Артамонов отправился искать крутого цирюльника, и уже через полчаса голова новатора походила то ли на матовый, то ли на патовый плафон недорогого светильника.

– Ящур! – воскликнул Пунктус при виде Артамонова, которого обкорнали такими клоками, что обработанная поверхность стала походить на тифозную шкуру.

– Ты стал похож на осла! – выразился Нинкин.

– Нет, на зайца! Которому лет триста! – сказал Пунктус.

– Надень шапочку! Лысый кактус!

– Теперь ты точно от любой любви застрахован! Девочки будут шарахаться от тебя на проезжую часть!

– И уступать место в общественном транспорте!

– И в «Журавли» тебя вышибалы не пустят! Спросят паспорт!

Артамонов, сохраняя невозмутимость, отправился в свою комнату и возлег в ботинках на кровать со словарем антонимов.

– Оригинальный – банальный, – читал он вслух, – оптом – в розницу, острый – тупой, – долдонил он себе под нос.

Дожди хорошенько выдержали взаперти весь студенческий люд и остальной честной народ, и в первый же солнечный день население города высыпало на пляжи.

Нинкин и Пунктус увлекли в пойму упирающегося Артамонова. Они выбрали удобное местечко между двумя киосками, чтобы до ленивых пирожков слева и пива справа было примерно одинаково, и принялись играть в трехмерную балду.

Артамонов надрывно читал Зощенко. С новелл этого автора, казалось Артамонову, проще открывать чисто интеллектуальный сезон. И все было бы хорошо, если бы… если бы не Кант на пустом коврике…

Артамонов наткнулся на этого Канта, как на бревно. Кант лежал на коврике, а коврик был без хозяина, вернее, без хозяйки – об этом говорили оставленные тапочки тридцать шестого размера. Тапочки, конечно, тапочками, но Кант… Возникло любопытство. Не всякий сможет читать Канта в пляжных условиях, подумалось Артамонову, и он занял коврик, с тем чтобы дождаться хозяйки. С сожалением Артамонов обнаружил, что Кант не Иммануил, то есть не философ, а всего лишь Герман – современный немецкий писатель. Но деваться было некуда – курок знакомства был уже взведен. «Не утонула ли она? – мелькнуло в голове Артамонова. – Слишком долго купается». Он начал осматривать берег – не собралась ли толпа по этому поводу.

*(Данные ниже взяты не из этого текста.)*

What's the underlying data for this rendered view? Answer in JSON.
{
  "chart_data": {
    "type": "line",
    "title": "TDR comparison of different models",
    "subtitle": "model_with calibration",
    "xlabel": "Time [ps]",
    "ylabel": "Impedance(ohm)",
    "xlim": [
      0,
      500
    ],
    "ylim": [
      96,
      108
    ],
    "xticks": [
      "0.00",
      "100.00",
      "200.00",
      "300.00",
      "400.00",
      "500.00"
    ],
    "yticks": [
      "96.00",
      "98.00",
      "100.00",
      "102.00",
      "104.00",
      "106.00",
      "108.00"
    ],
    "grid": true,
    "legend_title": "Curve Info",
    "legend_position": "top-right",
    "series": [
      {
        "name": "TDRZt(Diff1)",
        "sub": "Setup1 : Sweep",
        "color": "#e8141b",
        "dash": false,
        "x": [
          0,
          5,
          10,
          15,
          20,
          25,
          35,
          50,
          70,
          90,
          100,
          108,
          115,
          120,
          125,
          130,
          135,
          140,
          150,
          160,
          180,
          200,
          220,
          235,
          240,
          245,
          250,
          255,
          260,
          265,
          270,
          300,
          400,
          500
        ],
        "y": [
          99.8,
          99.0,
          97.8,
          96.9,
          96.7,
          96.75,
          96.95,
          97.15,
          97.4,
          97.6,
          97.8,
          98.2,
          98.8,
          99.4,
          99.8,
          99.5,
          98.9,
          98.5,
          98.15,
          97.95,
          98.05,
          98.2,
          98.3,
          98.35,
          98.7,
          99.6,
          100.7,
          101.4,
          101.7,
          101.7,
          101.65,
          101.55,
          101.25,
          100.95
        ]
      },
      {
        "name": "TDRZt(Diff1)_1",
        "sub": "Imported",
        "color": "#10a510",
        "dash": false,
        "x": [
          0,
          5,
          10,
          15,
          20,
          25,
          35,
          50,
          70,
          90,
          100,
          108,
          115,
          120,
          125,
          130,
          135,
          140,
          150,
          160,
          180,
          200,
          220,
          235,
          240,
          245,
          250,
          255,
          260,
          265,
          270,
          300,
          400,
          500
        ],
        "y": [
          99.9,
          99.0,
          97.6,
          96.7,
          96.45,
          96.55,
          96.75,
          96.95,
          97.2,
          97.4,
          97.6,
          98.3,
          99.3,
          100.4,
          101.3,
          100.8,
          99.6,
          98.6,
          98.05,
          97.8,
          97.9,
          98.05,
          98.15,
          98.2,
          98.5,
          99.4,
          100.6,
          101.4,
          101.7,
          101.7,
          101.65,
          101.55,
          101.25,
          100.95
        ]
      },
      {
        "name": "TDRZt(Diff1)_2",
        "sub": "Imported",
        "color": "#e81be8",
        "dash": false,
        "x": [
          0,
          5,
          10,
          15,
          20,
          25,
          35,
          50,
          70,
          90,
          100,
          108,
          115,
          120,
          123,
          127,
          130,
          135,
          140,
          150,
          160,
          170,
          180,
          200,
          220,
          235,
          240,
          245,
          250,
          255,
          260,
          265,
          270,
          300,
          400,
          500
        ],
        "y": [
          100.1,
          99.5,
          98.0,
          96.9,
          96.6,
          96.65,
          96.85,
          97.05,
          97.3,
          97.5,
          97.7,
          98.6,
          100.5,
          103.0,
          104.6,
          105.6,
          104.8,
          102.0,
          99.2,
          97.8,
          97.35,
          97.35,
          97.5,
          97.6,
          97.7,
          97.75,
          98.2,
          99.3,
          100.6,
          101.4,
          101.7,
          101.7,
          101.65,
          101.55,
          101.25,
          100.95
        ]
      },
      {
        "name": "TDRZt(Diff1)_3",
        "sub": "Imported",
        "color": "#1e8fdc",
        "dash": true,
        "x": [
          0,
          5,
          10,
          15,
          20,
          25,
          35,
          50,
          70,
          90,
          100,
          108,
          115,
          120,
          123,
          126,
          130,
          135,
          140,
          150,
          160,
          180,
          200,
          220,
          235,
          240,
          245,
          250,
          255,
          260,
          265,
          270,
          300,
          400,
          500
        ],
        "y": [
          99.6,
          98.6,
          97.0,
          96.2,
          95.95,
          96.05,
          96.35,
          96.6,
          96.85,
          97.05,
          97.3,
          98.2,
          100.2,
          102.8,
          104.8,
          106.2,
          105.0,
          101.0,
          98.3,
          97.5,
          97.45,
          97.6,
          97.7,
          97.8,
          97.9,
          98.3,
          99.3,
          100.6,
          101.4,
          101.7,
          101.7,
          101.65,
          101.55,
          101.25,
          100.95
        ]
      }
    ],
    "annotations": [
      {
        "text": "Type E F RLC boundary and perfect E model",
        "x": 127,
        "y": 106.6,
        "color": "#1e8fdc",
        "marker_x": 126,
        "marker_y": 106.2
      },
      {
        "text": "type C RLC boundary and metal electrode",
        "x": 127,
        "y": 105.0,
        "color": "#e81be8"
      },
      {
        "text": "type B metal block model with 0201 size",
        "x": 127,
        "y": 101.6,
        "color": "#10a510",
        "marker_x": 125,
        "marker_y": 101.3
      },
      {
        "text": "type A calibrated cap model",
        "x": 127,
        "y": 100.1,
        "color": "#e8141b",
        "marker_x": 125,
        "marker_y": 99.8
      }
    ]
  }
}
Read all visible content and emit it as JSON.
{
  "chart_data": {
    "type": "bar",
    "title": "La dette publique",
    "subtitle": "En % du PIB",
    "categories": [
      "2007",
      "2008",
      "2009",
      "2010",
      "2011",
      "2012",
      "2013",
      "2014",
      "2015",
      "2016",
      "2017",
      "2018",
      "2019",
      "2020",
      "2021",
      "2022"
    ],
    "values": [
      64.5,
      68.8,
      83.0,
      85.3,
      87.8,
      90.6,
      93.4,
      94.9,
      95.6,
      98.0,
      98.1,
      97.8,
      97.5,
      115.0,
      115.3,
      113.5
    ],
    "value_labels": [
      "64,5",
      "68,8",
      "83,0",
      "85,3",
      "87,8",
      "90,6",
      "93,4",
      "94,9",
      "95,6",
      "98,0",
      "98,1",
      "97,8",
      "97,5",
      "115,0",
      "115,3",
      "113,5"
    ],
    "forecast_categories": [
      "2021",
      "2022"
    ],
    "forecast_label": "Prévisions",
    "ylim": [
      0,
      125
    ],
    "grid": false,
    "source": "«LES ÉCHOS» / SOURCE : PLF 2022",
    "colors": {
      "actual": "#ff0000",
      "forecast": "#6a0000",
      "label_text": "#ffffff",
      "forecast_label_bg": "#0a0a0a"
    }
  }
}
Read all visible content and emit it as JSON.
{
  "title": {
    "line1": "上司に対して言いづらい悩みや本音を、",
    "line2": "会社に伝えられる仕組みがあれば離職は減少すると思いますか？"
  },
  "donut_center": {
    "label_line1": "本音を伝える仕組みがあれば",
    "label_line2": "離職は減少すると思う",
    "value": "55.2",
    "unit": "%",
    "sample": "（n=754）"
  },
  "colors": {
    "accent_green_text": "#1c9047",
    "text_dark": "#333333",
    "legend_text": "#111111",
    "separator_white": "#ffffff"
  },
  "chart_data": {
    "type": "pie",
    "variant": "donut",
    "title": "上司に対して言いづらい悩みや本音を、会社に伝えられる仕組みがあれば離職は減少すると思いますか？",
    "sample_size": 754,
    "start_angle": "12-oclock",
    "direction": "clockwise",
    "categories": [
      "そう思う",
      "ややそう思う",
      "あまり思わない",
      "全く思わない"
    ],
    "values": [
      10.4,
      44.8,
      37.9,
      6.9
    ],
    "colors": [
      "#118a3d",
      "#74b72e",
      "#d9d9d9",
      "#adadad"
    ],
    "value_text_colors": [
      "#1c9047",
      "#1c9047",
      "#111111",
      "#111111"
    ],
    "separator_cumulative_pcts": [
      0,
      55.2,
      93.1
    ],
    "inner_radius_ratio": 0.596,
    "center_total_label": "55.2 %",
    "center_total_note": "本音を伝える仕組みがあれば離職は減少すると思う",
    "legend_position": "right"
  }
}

Но тут подошел Пунктус и сказал:

– Твоя жертва, уважаемый испытатель, уже полчаса прячется за раздевалкой, вся дрожит от страха и рисует крестики-нолики. Она зашла к тебе со спины, и твой зэковский затылок не вызвал у нее никакого доверия. С тебя три рубля на пиво за информацию.

– Где? – подхватился Артамонов. – За какой раздевалкой?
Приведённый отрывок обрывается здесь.